Jakarta: Kemenangan pasangan Joko Widodo-Basuki Tjahaja
Purnama (Jokowi-Ahok) dalam putaran kedua Pemilihan Gubernur (Pilgub)
DKI Jakarta menegaskan pelemahan peran partai politik (parpol).
Musababnya parpol telah terjebak menjadi kultus pribadi.

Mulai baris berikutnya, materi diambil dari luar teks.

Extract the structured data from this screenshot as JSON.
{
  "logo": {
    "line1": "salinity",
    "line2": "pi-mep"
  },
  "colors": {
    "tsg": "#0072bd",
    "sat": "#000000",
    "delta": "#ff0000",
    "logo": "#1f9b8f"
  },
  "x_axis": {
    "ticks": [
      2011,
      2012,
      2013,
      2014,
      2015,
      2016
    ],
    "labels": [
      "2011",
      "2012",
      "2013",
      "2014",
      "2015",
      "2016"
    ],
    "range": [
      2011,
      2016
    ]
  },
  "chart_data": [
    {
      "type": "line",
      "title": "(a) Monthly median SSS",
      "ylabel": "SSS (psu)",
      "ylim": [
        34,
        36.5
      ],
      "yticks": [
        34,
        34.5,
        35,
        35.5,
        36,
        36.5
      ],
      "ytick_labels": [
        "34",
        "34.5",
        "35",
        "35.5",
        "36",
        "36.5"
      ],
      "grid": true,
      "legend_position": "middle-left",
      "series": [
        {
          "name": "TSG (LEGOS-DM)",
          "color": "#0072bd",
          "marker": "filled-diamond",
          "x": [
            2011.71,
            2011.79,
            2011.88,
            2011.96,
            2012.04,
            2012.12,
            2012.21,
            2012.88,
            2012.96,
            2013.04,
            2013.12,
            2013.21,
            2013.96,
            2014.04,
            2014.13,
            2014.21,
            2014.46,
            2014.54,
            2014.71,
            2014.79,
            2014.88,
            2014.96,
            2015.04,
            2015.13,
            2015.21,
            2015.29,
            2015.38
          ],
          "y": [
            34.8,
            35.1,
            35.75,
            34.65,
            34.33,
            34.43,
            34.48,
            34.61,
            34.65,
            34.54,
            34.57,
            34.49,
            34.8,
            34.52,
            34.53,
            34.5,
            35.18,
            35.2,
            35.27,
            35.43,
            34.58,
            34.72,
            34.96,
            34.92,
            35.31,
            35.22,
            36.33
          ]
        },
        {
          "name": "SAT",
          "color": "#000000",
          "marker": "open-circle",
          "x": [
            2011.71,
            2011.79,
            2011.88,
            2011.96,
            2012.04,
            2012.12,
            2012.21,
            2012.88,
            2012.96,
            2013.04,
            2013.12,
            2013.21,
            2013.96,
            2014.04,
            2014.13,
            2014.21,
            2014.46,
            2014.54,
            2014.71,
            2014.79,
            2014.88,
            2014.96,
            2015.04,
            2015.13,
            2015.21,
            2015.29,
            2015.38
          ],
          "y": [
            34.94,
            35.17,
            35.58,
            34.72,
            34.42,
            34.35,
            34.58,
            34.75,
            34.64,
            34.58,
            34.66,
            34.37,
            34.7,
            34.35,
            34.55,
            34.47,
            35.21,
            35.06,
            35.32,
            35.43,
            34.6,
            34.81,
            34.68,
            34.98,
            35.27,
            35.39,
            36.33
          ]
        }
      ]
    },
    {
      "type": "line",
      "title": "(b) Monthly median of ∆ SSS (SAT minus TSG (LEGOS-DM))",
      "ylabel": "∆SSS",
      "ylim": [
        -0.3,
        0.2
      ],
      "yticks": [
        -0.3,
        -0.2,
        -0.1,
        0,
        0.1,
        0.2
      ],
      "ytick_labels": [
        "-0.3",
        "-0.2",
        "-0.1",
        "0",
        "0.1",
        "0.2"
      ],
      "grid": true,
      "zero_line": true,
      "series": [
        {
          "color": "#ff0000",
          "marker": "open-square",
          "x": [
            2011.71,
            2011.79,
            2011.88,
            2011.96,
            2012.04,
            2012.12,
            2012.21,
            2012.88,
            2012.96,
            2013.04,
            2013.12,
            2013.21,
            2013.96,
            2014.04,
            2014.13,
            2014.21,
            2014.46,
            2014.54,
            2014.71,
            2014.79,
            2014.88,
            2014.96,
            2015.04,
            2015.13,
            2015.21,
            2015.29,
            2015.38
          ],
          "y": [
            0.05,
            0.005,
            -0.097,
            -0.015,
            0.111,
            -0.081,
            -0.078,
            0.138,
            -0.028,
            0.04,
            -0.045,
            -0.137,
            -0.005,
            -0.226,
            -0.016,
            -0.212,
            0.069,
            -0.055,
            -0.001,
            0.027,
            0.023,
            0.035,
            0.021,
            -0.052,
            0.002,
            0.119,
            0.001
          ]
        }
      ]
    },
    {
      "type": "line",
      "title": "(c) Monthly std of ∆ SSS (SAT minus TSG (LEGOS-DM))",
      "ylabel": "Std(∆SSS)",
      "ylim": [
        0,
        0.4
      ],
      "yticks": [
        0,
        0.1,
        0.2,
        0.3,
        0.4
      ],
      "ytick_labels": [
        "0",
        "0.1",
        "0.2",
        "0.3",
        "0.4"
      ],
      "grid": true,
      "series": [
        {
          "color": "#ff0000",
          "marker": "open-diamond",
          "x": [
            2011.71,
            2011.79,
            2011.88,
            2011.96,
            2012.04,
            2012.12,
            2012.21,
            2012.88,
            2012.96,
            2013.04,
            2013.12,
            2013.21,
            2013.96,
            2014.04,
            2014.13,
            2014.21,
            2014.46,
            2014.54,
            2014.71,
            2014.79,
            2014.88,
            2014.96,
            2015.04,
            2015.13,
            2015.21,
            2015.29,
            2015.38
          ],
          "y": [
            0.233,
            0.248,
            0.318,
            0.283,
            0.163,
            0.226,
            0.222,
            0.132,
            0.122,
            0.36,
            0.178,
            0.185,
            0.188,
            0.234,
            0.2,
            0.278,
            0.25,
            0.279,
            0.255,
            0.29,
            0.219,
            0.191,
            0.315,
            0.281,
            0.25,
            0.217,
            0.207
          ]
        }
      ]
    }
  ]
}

"Kita bergerak selama 12 dalam posisi stagnan yaitu demokrasi kultus. Di
mana partai identik dengan tokoh. Jadi, Partai Gerindra identik dengan
Ketua Dewan Pembina Prabowo Subianto, PDIP dengan Megawati
Soekarnoputri, Hanura dengan Wiranto, dan lainnya. Artinya demokrasi
yang belum terlembaga, masih primitif, dan partai menjadi alat kekuasaan
yang akibatnya mesinnya mudah rusak," ujar pengamat politik Charta
Politika Yunarto Wijaya di Jakarta, Ahad (23/9).
Menurut dia, gejala itu sudah berlangsung sejak 2005 di mana parpol di
posisi sekunder di bawah dominansi ketokohan. Keterikatan konstituen
dengan partai sangat rendah.
Artinya, tambah Yunarto, kepatuhan terhadap pilihan partai rendah karena
tidak ada fungsi rekrutmen, regenerasi, dan komunikasi politik.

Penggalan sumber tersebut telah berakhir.